Question

$ 4.90 $ grams of $ KCl{O_3} $ on heating, shows a weight loss of $ 0.384 $ grams. What percent of the original $ KCl{O_3} $ has decomposed?

Answer 1

Hint : In the above given question we have sodium chlorate which when heated decomposes to potassium chloride and oxygen gas.
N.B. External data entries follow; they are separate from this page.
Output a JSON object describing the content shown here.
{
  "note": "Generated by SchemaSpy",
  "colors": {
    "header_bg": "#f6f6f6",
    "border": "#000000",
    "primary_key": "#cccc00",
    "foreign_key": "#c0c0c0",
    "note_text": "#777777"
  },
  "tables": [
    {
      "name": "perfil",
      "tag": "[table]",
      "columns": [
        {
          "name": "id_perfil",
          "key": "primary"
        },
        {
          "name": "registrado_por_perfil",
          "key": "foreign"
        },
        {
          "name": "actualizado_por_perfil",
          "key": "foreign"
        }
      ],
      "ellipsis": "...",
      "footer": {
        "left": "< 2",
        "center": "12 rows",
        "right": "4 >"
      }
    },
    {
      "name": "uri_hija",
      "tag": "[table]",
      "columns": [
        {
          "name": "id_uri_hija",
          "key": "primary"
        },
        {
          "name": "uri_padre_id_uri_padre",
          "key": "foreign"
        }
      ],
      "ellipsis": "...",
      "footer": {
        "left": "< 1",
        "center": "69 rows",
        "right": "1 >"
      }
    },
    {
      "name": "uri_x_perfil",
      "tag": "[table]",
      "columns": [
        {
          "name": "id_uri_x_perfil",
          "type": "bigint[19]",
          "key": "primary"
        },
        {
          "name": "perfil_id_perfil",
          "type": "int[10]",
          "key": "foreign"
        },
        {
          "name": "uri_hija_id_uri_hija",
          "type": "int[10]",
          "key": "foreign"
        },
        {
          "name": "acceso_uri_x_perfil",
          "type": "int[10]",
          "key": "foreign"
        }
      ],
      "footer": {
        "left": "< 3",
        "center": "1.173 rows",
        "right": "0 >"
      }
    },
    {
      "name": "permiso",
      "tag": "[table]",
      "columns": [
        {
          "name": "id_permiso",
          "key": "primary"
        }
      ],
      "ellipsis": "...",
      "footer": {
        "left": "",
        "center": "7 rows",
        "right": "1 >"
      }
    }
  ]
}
The gas oxygen decomposes and that must be the reason for the mass loss after heating of potassium chlorate.

Complete Step By Step Answer:
In the above given question, we have been asked what is the mass loss in potassium chlorate after it is heated.
Now first we need to analyse the reaction of potassium chlorate in which it gets decomposed.
 $ 2KCl{O_3}\xrightarrow{\Delta }2KCl + 3{O_2} $
Now in the above reaction we see that potassium chlorate decomposes into potassium chloride and oxygen gas on heating. Now this oxygen is a gas which gets blown away in the form of gas which results in some mass loss.
So, we know that the mass loss is equal to the moles of oxygen formed.
Mass loss is equal to $ 0.384 $ grams, which is the mass of oxygen formed which when divided by the molecular weight of the oxygen gas would get the moles of oxygen formed.
Moles of oxygen: -
 $ moles = \dfrac{{given\,mass}}{{molecular\,mass}} $
 $ \Rightarrow moles = \dfrac{{0.384}}{{32}} $
 $ \Rightarrow moles = 0.012 $
Now from the reaction $ 2KCl{O_3}\xrightarrow{\Delta }2KCl + 3{O_2} $ ,we know that two moles of potassium chlorate forms three moles of oxygen gas, now we know that the ratio of the formation of moles of potassium chlorate and oxygen gas is going to be constant, therefore using the ratio and the calculates moles of oxygen, we get that
 $ moles\,of\,KCl{O_3} = \dfrac{2}{3} \times moles\,of\,{O_2} $
 $ \Rightarrow moles\,of\,KCl{O_3} = \dfrac{2}{3} \times 0.012 $
 $ \Rightarrow moles\,of\,KCl{O_3} = 0.008 $
Now the moles of potassium chlorate we have, on multiplying the moles of potassium chlorate decomposed by the molar mass of potassium chlorate we get
 $ KCl{O_3}\,decomposed = molar\,mass\,of\,KCl{O_3} \times moles\,of\,KCl{O_3}\,decomposed $
 $ \Rightarrow KCl{O_3}\,decomposed = 122.5 \times 0.008 $
 $ \Rightarrow \,KCl{O_3}\,decomposed = 0.9804\,grams $
Now we need to calculate the percentage decomposed out of the whole sample of $ 4.90 $ grams of $ KCl{O_3} $
 $ \% \,of\,original\,sample = \dfrac{{0.98}}{{4.90}} \times 100 $
 $ \Rightarrow \% \,of\,original\,sample = 20\% $
  $ 20\% $ is the potassium chlorate decomposed in the reaction when $ 4.90 $ grams of $ KCl{O_3} $ is heated and there is a weight loss of $ 0.384 $ grams.

Note :
Potassium chlorate is widely used for the making of very different products. One of the products it is used to form are noise makers in crackers on mixing it with silver fulminate. It is also used as an oxidizer in smoke grenades and creates oxygen gas which gives a pop sound.